‘It’s game over for facts’: how vibes came to rule everything from pop to politics
From voters picking up ‘bad vibes’ to the Brat girl summer, vague instincts now make the world go round. Does this represent a crisis of seriousness or has it always been feelings that make us human?
Facts were cool for about 250 years. From the Enlightenment until this century, facts were where it was at. They had a good innings. But it is game over for facts, the end of the line for statistics. These days, what counts is what you feel. In other words, it’s all about the vibe.

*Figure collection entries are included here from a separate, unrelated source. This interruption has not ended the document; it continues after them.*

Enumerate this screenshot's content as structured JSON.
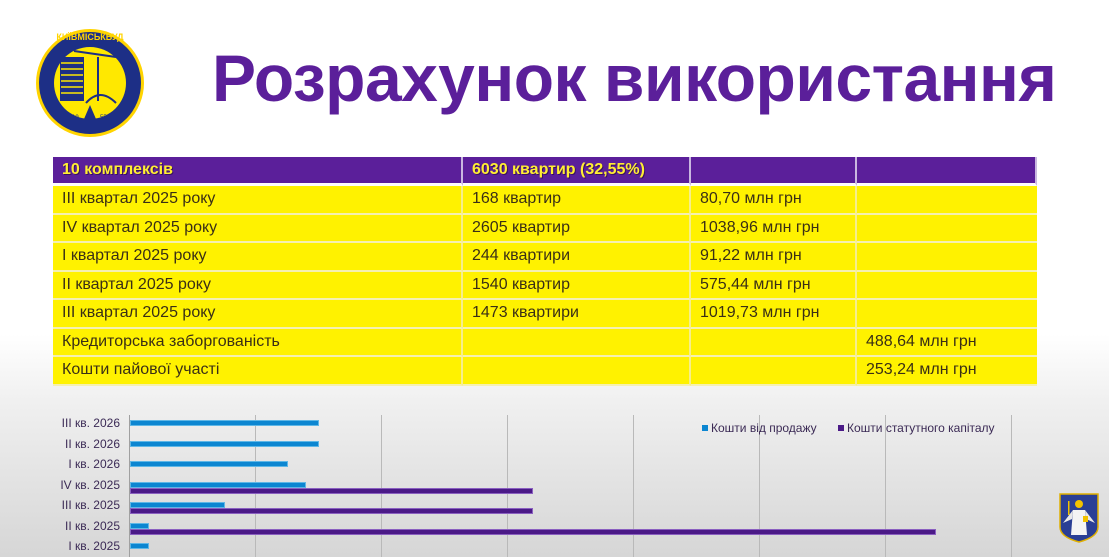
{
  "logo": {
    "text": "КИЇВМІСЬКБУД",
    "year_left": "19",
    "year_right": "55"
  },
  "title": "Розрахунок використання",
  "table": {
    "header": [
      "10 комплексів",
      "6030 квартир (32,55%)",
      "",
      ""
    ],
    "rows": [
      [
        "III квартал 2025 року",
        "168 квартир",
        "80,70 млн грн",
        ""
      ],
      [
        "IV квартал 2025 року",
        "2605 квартир",
        "1038,96 млн грн",
        ""
      ],
      [
        "I квартал 2025 року",
        "244 квартири",
        "91,22 млн грн",
        ""
      ],
      [
        "II квартал 2025 року",
        "1540 квартир",
        "575,44 млн грн",
        ""
      ],
      [
        "III квартал 2025 року",
        "1473 квартири",
        "1019,73 млн грн",
        ""
      ],
      [
        "Кредиторська заборгованість",
        "",
        "",
        "488,64 млн грн"
      ],
      [
        "Кошти пайової участі",
        "",
        "",
        "253,24 млн грн"
      ]
    ]
  },
  "colors": {
    "header_bg": "#5b1f9a",
    "header_text": "#ffee33",
    "row_bg": "#fff200",
    "series_sales": "#0c86d1",
    "series_capital": "#4b1a87"
  },
  "chart_data": {
    "type": "bar",
    "orientation": "horizontal",
    "title": "",
    "xlabel": "",
    "ylabel": "",
    "categories": [
      "III кв. 2026",
      "II кв. 2026",
      "I кв. 2026",
      "IV кв. 2025",
      "III кв. 2025",
      "II кв. 2025",
      "I кв. 2025"
    ],
    "series": [
      {
        "name": "Кошти від продажу",
        "color": "#0c86d1",
        "values": [
          1.5,
          1.5,
          1.25,
          1.4,
          0.75,
          0.15,
          0.15
        ]
      },
      {
        "name": "Кошти статутного капіталу",
        "color": "#4b1a87",
        "values": [
          0,
          0,
          0,
          3.2,
          3.2,
          6.4,
          0
        ]
      }
    ],
    "xlim": [
      0,
      7
    ],
    "grid": true,
    "legend_position": "top-right",
    "note": "x-axis tick labels not visible; values estimated in gridline units"
  }
}
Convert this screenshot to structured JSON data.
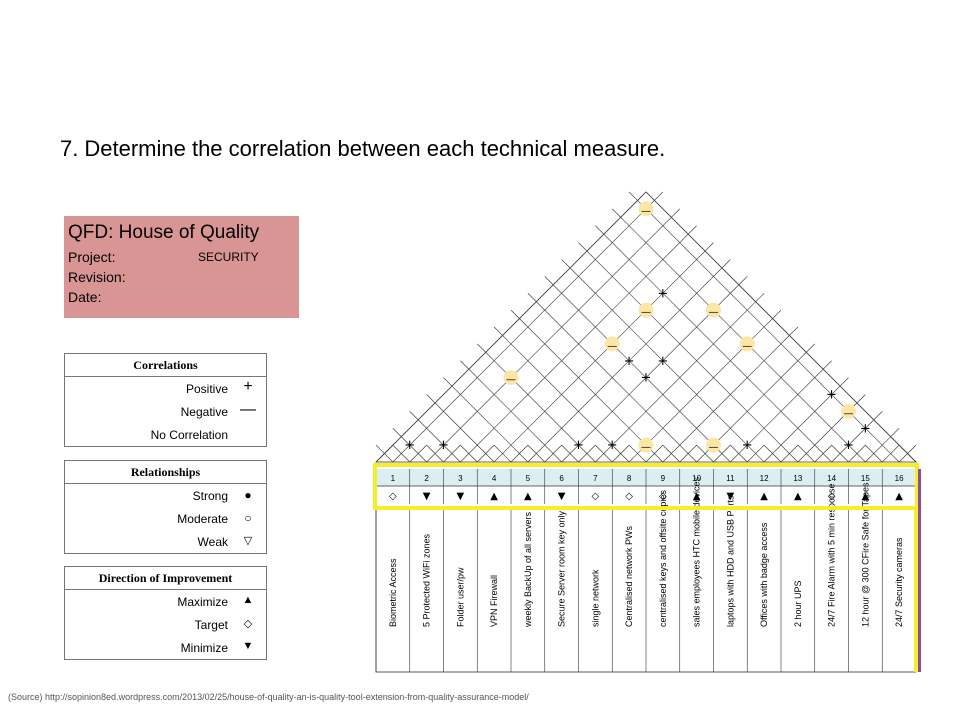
{
  "heading": {
    "number": "7.",
    "text": "Determine the correlation between each technical measure."
  },
  "qfd": {
    "title": "QFD: House of Quality",
    "project_label": "Project:",
    "project_value": "SECURITY",
    "revision_label": "Revision:",
    "date_label": "Date:"
  },
  "correlations": {
    "title": "Correlations",
    "items": [
      {
        "label": "Positive",
        "symbol": "+"
      },
      {
        "label": "Negative",
        "symbol": "—"
      },
      {
        "label": "No Correlation",
        "symbol": ""
      }
    ]
  },
  "relationships": {
    "title": "Relationships",
    "items": [
      {
        "label": "Strong",
        "symbol": "●"
      },
      {
        "label": "Moderate",
        "symbol": "○"
      },
      {
        "label": "Weak",
        "symbol": "▽"
      }
    ]
  },
  "direction": {
    "title": "Direction of Improvement",
    "items": [
      {
        "label": "Maximize",
        "symbol": "▲"
      },
      {
        "label": "Target",
        "symbol": "◇"
      },
      {
        "label": "Minimize",
        "symbol": "▼"
      }
    ]
  },
  "matrix": {
    "highlight_color": "#f5ee2a",
    "negative_bg": "#fbe6a6",
    "column_numbers": [
      "1",
      "2",
      "3",
      "4",
      "5",
      "6",
      "7",
      "8",
      "9",
      "10",
      "11",
      "12",
      "13",
      "14",
      "15",
      "16"
    ],
    "directions": [
      "◇",
      "▼",
      "▼",
      "▲",
      "▲",
      "▼",
      "◇",
      "◇",
      "◇",
      "▲",
      "▼",
      "▲",
      "▲",
      "◇",
      "▲",
      "▲"
    ],
    "measures": [
      "Biometric Access",
      "5 Protected WiFi zones",
      "Folder user/pw",
      "VPN Firewall",
      "weekly BackUp of all servers",
      "Secure Server room key only",
      "single network",
      "Centralised network PWs",
      "centralised keys and offsite copies",
      "sales employees HTC mobile devices",
      "laptops with HDD and USB Ports",
      "Offices with badge access",
      "2 hour UPS",
      "24/7 Fire Alarm with 5 min response",
      "12 hour @ 300 CFire Safe for Tapes",
      "24/7 Security cameras"
    ],
    "correlations": [
      {
        "pair": [
          1,
          2
        ],
        "symbol": "+"
      },
      {
        "pair": [
          2,
          3
        ],
        "symbol": "+"
      },
      {
        "pair": [
          6,
          7
        ],
        "symbol": "+"
      },
      {
        "pair": [
          7,
          8
        ],
        "symbol": "+"
      },
      {
        "pair": [
          8,
          9
        ],
        "symbol": "−"
      },
      {
        "pair": [
          10,
          11
        ],
        "symbol": "−"
      },
      {
        "pair": [
          11,
          12
        ],
        "symbol": "+"
      },
      {
        "pair": [
          14,
          15
        ],
        "symbol": "+"
      },
      {
        "pair": [
          14,
          16
        ],
        "symbol": "+"
      },
      {
        "pair": [
          13,
          16
        ],
        "symbol": "−"
      },
      {
        "pair": [
          12,
          16
        ],
        "symbol": "+"
      },
      {
        "pair": [
          2,
          7
        ],
        "symbol": "−"
      },
      {
        "pair": [
          6,
          11
        ],
        "symbol": "+"
      },
      {
        "pair": [
          6,
          12
        ],
        "symbol": "+"
      },
      {
        "pair": [
          5,
          11
        ],
        "symbol": "+"
      },
      {
        "pair": [
          8,
          15
        ],
        "symbol": "−"
      },
      {
        "pair": [
          4,
          11
        ],
        "symbol": "−"
      },
      {
        "pair": [
          6,
          15
        ],
        "symbol": "−"
      },
      {
        "pair": [
          4,
          13
        ],
        "symbol": "−"
      },
      {
        "pair": [
          4,
          14
        ],
        "symbol": "+"
      },
      {
        "pair": [
          1,
          16
        ],
        "symbol": "−"
      }
    ]
  },
  "source": "(Source) http://sopinion8ed.wordpress.com/2013/02/25/house-of-quality-an-is-quality-tool-extension-from-quality-assurance-model/"
}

Vibes are everywhere. Disillusioned Labour voters are “picking up bad vibes”, reports this paper. The Bank of England gets “wrong-footed by a vibe shift in the economy”. In the US, a “vibe-cession” – a downturn in economic confidence at an impressionistic level – was a key electoral issue. Google Maps will not only give you directions, but “vibe check” a neighbourhood for you. Of all this year’s hit albums, the one that had a vibe named after it – Brat – won the culture, catapulting Charli XCX to seven Grammy nominations. When a new production of Romeo & Juliet opened on Broadway recently, a US newspaper wrote that “the vibe is very ‘teens hanging out in the Target parking lot’, only with a lot more sonnets and glitter” – because even William Shakespeare is no one without a vibe these days.